CLCB-DRA-FAIR

CLCB-DRA-FAIR

March 10, 2026
PythonReinforcement LearningResearch

CLCB-DRA-FAIR

This project is me trying to build an offline combinatorial bandit setup for patrol allocation without pretending fairness is optional.

Readme link: README.md

What problem I am modeling

I treat urban patrol allocation like a knapsack CMAB problem:

  • neighborhoods are arms K
  • beats assigned are discrete allocations a_k
  • total available beats are budget Q
  • hard constraint is sum_k a_k <= Q

At each round, the policy chooses a discrete allocation vector and gets reward from detected or prevented incidents.

Why offline and not online

Online exploration in this context is expensive and ethically messy. We already have historical data, so I want the agent to learn from offline logs first.

Main data used:

  1. Chicago Crime Data (2001 to Present)
  2. ACS 5-Year Data by Community Area

Baseline window is 2019 to 2023 for now.

Fairness side

The core issue is feedback-loop bias. Places with higher patrol volume can look riskier just because they are watched more.

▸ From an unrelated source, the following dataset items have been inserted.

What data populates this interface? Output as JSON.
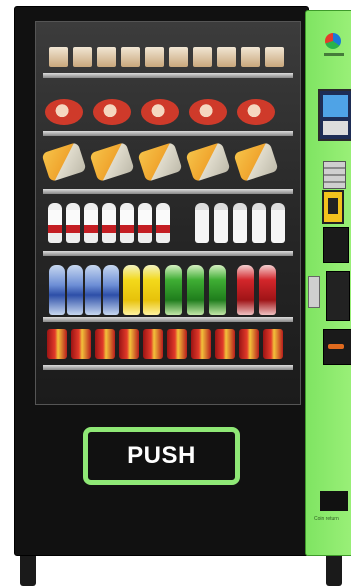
{
  "push_panel": {
    "label": "PUSH"
  },
  "side_panel": {
    "bottom_label": "Coin return"
  },
  "colors": {
    "accent_green": "#8fe876",
    "cabinet": "#111111"
  },
  "icons": [
    "logo-icon",
    "touch-screen",
    "keypad",
    "card-reader",
    "bill-acceptor",
    "coin-return",
    "coin-tray"
  ],
  "shelves": [
    {
      "row": 1,
      "product": "cups"
    },
    {
      "row": 2,
      "product": "instant noodles"
    },
    {
      "row": 3,
      "product": "snack bags"
    },
    {
      "row": 4,
      "product": "small bottles"
    },
    {
      "row": 5,
      "product": "large bottles"
    },
    {
      "row": 6,
      "product": "cans"
    }
  ]
}
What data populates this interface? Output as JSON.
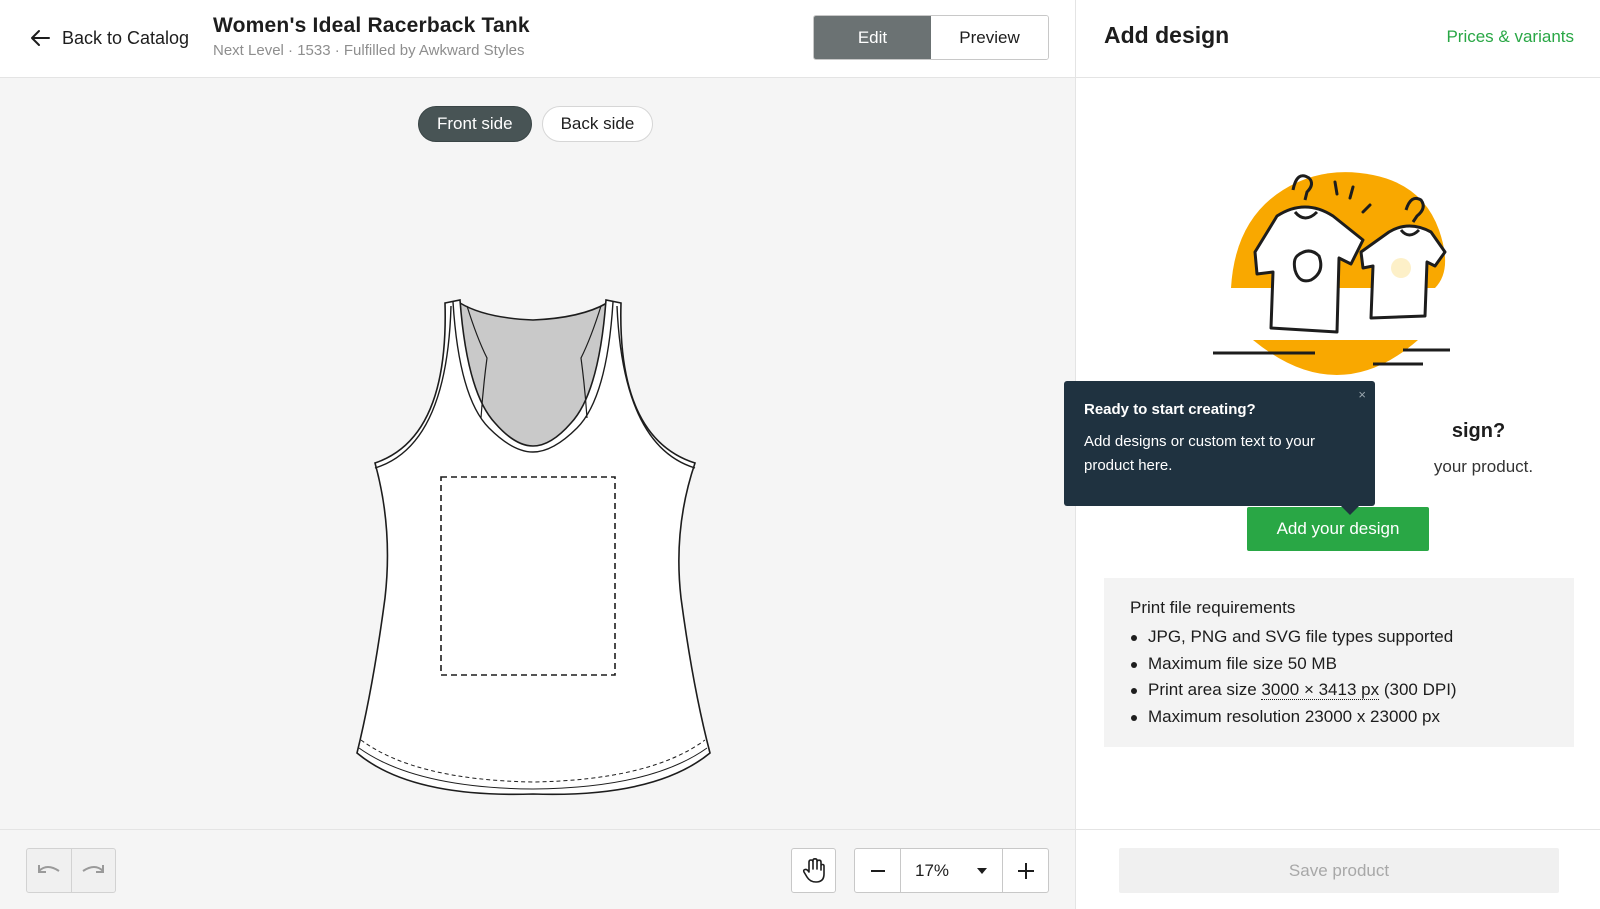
{
  "header": {
    "back_label": "Back to Catalog",
    "product_title": "Women's Ideal Racerback Tank",
    "product_subtitle": "Next Level · 1533 · Fulfilled by Awkward Styles",
    "mode_edit": "Edit",
    "mode_preview": "Preview",
    "active_mode": "Edit"
  },
  "canvas": {
    "front_side_label": "Front side",
    "back_side_label": "Back side",
    "active_side": "Front side"
  },
  "toolbar": {
    "undo_icon": "undo-icon",
    "redo_icon": "redo-icon",
    "hand_icon": "hand-pan-icon",
    "zoom_value": "17%",
    "zoom_out_label": "−",
    "zoom_in_label": "+"
  },
  "panel": {
    "title": "Add design",
    "prices_link": "Prices & variants",
    "question": "sign?",
    "question_sub": "your product.",
    "add_button": "Add your design",
    "requirements": {
      "title": "Print file requirements",
      "items": [
        "JPG, PNG and SVG file types supported",
        "Maximum file size 50 MB",
        "Print area size",
        "Maximum resolution 23000 x 23000 px"
      ],
      "print_area_value": "3000 × 3413 px",
      "print_area_dpi": "(300 DPI)"
    },
    "save_button": "Save product"
  },
  "tooltip": {
    "title": "Ready to start creating?",
    "body": "Add designs or custom text to your product here.",
    "close": "×"
  },
  "colors": {
    "accent_green": "#29a745",
    "illustration_orange": "#f9a800",
    "tooltip_bg": "#1f3240",
    "active_toggle": "#6b7273"
  }
}
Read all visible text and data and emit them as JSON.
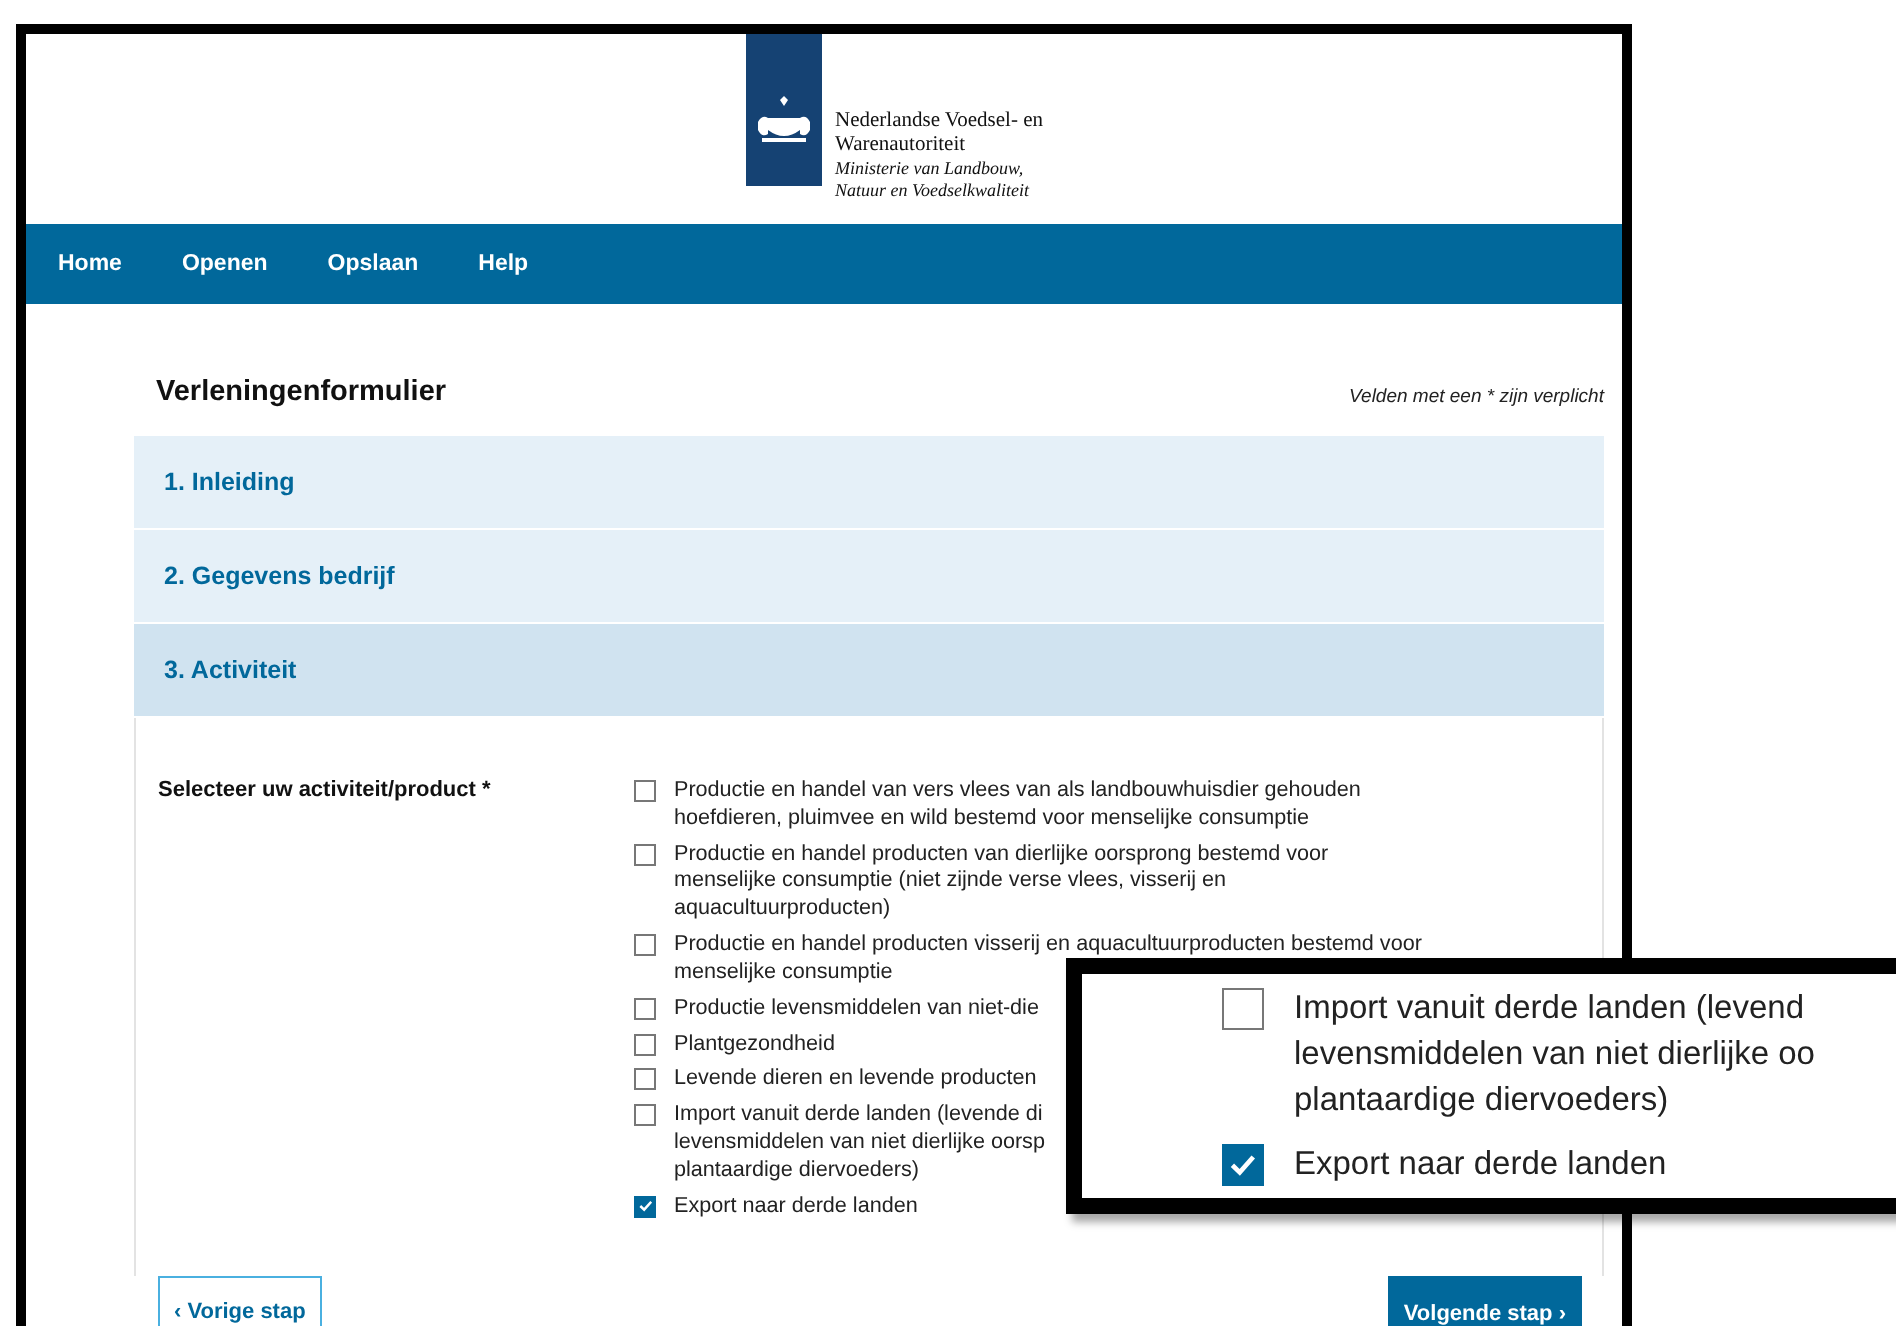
{
  "header": {
    "org_lines": [
      "Nederlandse Voedsel- en",
      "Warenautoriteit"
    ],
    "ministry_lines": [
      "Ministerie van Landbouw,",
      "Natuur en Voedselkwaliteit"
    ]
  },
  "nav": [
    "Home",
    "Openen",
    "Opslaan",
    "Help"
  ],
  "form": {
    "title": "Verleningenformulier",
    "required_note": "Velden met een * zijn verplicht",
    "sections": [
      {
        "label": "1. Inleiding",
        "expanded": false
      },
      {
        "label": "2. Gegevens bedrijf",
        "expanded": false
      },
      {
        "label": "3. Activiteit",
        "expanded": true
      }
    ],
    "field_label": "Selecteer uw activiteit/product *",
    "options": [
      {
        "lines": [
          "Productie en handel van vers vlees van als landbouwhuisdier gehouden",
          "hoefdieren, pluimvee en wild bestemd voor menselijke consumptie"
        ],
        "checked": false
      },
      {
        "lines": [
          "Productie en handel producten van dierlijke oorsprong bestemd voor",
          "menselijke consumptie (niet zijnde verse vlees, visserij en",
          "aquacultuurproducten)"
        ],
        "checked": false
      },
      {
        "lines": [
          "Productie en handel producten visserij en aquacultuurproducten bestemd voor",
          "menselijke consumptie"
        ],
        "checked": false
      },
      {
        "lines": [
          "Productie levensmiddelen van niet-die"
        ],
        "checked": false
      },
      {
        "lines": [
          "Plantgezondheid"
        ],
        "checked": false
      },
      {
        "lines": [
          "Levende dieren en levende producten"
        ],
        "checked": false
      },
      {
        "lines": [
          "Import vanuit derde landen (levende di",
          "levensmiddelen van niet dierlijke oorsp",
          "plantaardige diervoeders)"
        ],
        "checked": false
      },
      {
        "lines": [
          "Export naar derde landen"
        ],
        "checked": true
      }
    ],
    "prev_button": "‹ Vorige stap",
    "next_button": "Volgende stap ›"
  },
  "callout": {
    "options": [
      {
        "lines": [
          "Import vanuit derde landen (levend",
          "levensmiddelen van niet dierlijke oo",
          "plantaardige diervoeders)"
        ],
        "checked": false
      },
      {
        "lines": [
          "Export naar derde landen"
        ],
        "checked": true
      }
    ]
  }
}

I am testing fairness constraints like:

  • minimum coverage guarantees
  • population-aware proportional allocation
  • concentration caps

Goal is to avoid a policy that gets reward by repeatedly over-targeting the same communities.

Technical framing

I use a knapsack-constrained CMAB with discrete budget space, with an offline (alpha, beta) approximation oracle and corresponding approximation regret framing over T rounds.

The project direction is:

  1. Build a strong offline CMAB allocator for this discrete setting.
  2. Add fairness constraints directly in the allocation policy.
  3. Compare reward and disparity behavior vs naive and CUCB-style baselines.

References

Current status

I have reward curves and disparity plots in progress, and the rough trend looks promising. Still early though. A lot of work left around formal fairness definitions and stronger offline evaluation.